Larry Ellison to personally back Paramount bid for Warner
(Bloomberg/Molly Schuetz) — Paramount Skydance Corp. amended its bid for Warner Bros. Discovery Inc., including by offering a personal financial guarantee by Oracle Corp. Chairman Larry Ellison, as it seeks to beat out a rival bid from Netflix Inc.
Ellison, one of the richest people in the world, agreed to provide an irrevocable personal guarantee of $40.4 billion in equity financing for Paramount’s proposed $108.4 billion offer for Warner Bros., according to a statement Monday. Ellison, whose son David Ellison is chief executive officer of Paramount, agreed not to revoke the Ellison family trust or adversely transfer its assets while the transaction is pending. Paramount’s $30-a-share offer remains unchanged.
Paramount confirmed that the Ellison family trust owns about 1.16 billion shares of Oracle common stock and that all material liabilities are publicly disclosed. The company also offered to increase its regulatory reverse termination fee to $5.8 billion fee from $5 billion.
“In an effort to address Warner Bros.’s amorphous need for ‘flexibility’ in interim operations, Paramount’s revised proposed merger agreement offers further improved flexibility to Warner Bros. on debt refinancing transactions, representations and interim operating covenants,” Paramount said in its statement.
Paramount has been aggressively pursuing Warner Bros. for months and the battle for one of Hollywood’s most storied studios has taken an increasingly acrimonious turn.
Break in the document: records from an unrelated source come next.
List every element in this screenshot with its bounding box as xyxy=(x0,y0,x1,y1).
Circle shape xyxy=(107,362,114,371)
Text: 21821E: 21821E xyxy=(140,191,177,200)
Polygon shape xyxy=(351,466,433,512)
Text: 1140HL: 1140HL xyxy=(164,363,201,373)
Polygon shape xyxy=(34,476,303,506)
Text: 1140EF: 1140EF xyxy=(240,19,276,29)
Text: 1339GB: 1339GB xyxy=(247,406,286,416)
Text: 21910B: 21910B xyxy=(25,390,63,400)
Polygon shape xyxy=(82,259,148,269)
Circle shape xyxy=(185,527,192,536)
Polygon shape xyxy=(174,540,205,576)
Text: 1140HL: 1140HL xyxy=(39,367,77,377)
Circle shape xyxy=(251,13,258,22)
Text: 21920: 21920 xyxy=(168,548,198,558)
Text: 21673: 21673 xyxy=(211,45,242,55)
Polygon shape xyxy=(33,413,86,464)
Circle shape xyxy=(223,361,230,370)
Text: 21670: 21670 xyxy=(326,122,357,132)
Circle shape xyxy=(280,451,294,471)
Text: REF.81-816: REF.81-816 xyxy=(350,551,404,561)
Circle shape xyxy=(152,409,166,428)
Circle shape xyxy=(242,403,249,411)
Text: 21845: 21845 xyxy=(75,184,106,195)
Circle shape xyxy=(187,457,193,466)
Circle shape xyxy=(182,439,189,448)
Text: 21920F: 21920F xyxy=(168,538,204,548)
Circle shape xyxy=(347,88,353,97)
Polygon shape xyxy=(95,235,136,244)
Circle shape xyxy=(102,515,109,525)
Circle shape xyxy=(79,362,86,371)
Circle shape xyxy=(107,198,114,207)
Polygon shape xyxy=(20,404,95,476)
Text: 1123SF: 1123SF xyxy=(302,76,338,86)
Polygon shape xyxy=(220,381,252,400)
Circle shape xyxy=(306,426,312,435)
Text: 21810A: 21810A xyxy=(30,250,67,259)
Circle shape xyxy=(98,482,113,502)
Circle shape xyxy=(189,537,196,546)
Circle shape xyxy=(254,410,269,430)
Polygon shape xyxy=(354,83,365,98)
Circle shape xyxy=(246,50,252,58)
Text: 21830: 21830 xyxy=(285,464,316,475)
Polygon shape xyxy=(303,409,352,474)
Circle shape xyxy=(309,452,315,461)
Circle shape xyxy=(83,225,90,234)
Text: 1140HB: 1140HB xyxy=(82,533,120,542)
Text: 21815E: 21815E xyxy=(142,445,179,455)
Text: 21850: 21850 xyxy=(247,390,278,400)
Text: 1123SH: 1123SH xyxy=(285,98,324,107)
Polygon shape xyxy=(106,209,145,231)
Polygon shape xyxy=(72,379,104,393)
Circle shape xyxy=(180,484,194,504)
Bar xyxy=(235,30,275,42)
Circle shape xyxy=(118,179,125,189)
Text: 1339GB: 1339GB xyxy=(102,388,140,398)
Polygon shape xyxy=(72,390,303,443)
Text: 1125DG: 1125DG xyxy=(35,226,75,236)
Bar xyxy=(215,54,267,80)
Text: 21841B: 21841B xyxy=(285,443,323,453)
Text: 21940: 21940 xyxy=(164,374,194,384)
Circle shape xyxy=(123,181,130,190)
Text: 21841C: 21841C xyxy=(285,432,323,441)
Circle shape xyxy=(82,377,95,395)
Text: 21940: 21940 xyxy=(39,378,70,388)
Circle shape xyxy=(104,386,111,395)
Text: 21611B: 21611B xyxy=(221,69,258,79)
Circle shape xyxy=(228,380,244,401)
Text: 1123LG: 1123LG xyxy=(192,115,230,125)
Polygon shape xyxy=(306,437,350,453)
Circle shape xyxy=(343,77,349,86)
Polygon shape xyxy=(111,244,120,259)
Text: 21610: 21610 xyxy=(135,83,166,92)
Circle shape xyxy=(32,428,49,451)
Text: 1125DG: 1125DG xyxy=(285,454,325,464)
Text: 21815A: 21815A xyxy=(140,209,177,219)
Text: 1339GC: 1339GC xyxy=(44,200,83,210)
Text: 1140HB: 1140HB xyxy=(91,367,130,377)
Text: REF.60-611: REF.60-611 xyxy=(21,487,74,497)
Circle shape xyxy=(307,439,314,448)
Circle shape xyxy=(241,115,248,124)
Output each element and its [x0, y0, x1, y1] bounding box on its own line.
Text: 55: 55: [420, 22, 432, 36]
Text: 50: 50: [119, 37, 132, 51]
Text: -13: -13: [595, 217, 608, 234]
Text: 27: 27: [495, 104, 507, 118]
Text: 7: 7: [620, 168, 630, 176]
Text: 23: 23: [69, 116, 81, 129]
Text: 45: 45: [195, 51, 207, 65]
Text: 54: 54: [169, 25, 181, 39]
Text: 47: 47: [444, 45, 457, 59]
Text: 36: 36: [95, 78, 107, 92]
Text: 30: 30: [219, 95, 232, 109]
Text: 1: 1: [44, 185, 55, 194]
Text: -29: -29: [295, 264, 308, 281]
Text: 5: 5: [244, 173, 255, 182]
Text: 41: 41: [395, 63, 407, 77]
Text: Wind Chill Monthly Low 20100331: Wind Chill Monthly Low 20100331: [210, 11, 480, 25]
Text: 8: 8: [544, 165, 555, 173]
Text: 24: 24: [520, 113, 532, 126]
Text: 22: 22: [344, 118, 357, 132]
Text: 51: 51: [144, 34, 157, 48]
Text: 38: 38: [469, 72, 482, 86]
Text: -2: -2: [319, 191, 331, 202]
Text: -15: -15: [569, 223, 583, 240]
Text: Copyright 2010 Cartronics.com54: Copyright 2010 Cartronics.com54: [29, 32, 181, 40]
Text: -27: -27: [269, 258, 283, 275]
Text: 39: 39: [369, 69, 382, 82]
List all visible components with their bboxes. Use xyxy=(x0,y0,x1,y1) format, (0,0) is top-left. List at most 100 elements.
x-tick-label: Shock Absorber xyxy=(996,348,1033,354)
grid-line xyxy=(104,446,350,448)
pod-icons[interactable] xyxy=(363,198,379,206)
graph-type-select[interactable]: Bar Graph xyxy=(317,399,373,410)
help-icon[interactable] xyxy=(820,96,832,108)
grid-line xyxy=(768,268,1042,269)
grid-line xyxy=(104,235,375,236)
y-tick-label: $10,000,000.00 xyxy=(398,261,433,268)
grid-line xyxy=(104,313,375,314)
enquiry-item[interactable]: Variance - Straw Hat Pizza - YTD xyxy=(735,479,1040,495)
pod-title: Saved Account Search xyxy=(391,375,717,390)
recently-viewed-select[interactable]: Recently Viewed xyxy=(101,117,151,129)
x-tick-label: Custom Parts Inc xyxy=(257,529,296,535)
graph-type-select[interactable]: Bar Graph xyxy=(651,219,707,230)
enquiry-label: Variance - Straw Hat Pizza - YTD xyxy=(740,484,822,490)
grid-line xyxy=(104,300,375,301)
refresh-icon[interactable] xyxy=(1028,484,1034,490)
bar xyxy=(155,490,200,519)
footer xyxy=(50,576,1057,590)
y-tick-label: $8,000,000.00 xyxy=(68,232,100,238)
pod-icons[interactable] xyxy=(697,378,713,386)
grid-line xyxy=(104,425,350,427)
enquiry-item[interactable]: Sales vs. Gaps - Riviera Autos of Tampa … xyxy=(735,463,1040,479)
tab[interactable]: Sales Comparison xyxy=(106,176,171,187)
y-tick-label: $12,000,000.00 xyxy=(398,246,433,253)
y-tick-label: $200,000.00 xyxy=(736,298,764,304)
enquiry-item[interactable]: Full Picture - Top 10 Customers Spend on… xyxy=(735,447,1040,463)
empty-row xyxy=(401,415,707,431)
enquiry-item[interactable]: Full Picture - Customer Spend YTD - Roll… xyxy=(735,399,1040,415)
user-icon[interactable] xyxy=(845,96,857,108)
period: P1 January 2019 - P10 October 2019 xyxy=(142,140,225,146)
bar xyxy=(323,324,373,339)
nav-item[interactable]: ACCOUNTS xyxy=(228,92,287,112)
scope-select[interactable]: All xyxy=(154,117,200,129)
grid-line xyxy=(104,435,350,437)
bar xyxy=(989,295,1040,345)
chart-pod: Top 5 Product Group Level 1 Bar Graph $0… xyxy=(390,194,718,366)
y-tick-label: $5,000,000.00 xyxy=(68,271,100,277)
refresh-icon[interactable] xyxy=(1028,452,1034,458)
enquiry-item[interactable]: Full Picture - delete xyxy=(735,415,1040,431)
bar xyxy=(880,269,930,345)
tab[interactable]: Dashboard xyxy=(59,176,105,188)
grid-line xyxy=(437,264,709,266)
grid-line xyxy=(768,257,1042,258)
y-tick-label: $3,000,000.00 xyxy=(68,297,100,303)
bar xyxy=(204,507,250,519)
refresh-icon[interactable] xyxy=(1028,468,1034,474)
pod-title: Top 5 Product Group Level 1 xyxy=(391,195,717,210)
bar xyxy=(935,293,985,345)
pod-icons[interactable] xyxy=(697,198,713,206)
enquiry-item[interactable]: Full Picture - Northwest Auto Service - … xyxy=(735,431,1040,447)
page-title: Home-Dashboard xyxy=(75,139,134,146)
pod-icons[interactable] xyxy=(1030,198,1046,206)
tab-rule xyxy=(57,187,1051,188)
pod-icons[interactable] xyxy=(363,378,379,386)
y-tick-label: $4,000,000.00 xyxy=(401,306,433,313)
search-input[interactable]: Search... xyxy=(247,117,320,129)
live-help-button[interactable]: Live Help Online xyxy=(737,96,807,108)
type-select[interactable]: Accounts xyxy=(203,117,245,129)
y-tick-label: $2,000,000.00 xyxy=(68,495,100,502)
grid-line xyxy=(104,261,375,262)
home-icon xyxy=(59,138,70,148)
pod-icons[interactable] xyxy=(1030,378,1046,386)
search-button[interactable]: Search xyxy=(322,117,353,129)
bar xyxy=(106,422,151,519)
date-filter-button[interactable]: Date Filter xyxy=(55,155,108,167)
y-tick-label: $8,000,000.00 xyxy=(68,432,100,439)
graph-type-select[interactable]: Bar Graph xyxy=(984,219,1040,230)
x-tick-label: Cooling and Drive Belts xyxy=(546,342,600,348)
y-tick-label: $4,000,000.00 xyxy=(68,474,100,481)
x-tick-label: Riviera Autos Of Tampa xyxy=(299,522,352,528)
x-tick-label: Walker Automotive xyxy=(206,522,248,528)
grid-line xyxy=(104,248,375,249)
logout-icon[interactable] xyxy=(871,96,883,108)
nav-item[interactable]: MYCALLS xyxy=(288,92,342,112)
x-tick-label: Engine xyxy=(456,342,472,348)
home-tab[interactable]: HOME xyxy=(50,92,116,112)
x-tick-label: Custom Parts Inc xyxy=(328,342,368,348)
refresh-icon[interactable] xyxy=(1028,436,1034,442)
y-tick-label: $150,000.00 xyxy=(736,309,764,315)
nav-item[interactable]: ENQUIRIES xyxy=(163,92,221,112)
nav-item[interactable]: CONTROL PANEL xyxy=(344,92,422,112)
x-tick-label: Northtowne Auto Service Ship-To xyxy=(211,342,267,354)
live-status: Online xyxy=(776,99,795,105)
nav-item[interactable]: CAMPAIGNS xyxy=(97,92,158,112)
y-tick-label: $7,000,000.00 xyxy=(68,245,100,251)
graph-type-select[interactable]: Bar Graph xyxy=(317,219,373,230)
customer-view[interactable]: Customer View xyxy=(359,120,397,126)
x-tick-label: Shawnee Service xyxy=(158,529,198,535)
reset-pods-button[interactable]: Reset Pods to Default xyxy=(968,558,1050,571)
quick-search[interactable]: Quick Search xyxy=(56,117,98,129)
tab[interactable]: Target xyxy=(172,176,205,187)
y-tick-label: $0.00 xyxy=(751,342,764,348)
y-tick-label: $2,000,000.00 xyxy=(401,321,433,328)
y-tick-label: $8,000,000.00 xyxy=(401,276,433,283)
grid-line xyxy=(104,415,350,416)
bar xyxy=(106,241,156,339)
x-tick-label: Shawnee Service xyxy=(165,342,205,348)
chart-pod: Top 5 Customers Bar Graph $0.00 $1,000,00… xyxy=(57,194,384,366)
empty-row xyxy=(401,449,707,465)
David Ellison was taken by surprise earlier this month when the Warner Bros. board agreed to a deal with Netflix for $82.7 billion for the streaming and studio assets. Paramount subsequently launched a hostile takeover offer in a direct appeal to shareholders. Warner Bros. board urged shareholders to reject Paramount’s offer, which includes $54 billion in debt commitments, deeming it “inferior” and “inadequate.” The board took special aim at the uncertain financing and the risk implicit in a revocable trust that Paramount could terminate the deal at any time.
Paramount, controlled by the Ellisons, is competing with the most valuable entertainment company in the world to acquire Warner Bros., one of Hollywood’s most storied studios, as well as HBO, one of the crown jewels of the TV business. Executives from both Paramount and Netflix have argued that they would be the best owners and utilize the coveted Warner Bros. library to boost their streaming operations.
In its letter to shareholders and a detailed 94-page regulatory filing last week, Warner Bros. hammered away at risks in the Paramount offer, including what the company described as the Ellison family’s failure to adequately backstop their equity commitment. The equity is supported by “an unknown and opaque revocable trust,” the board said. The documents Paramount provided “contain gaps, loopholes and limitations that put you, our shareholders, and our company at risk.”
Netflix also announced Monday that it has refinanced part of a $59 billion bridge loan with cheaper and longer-term debt, bolstering the financial package underpinning its bid for Warner Bros.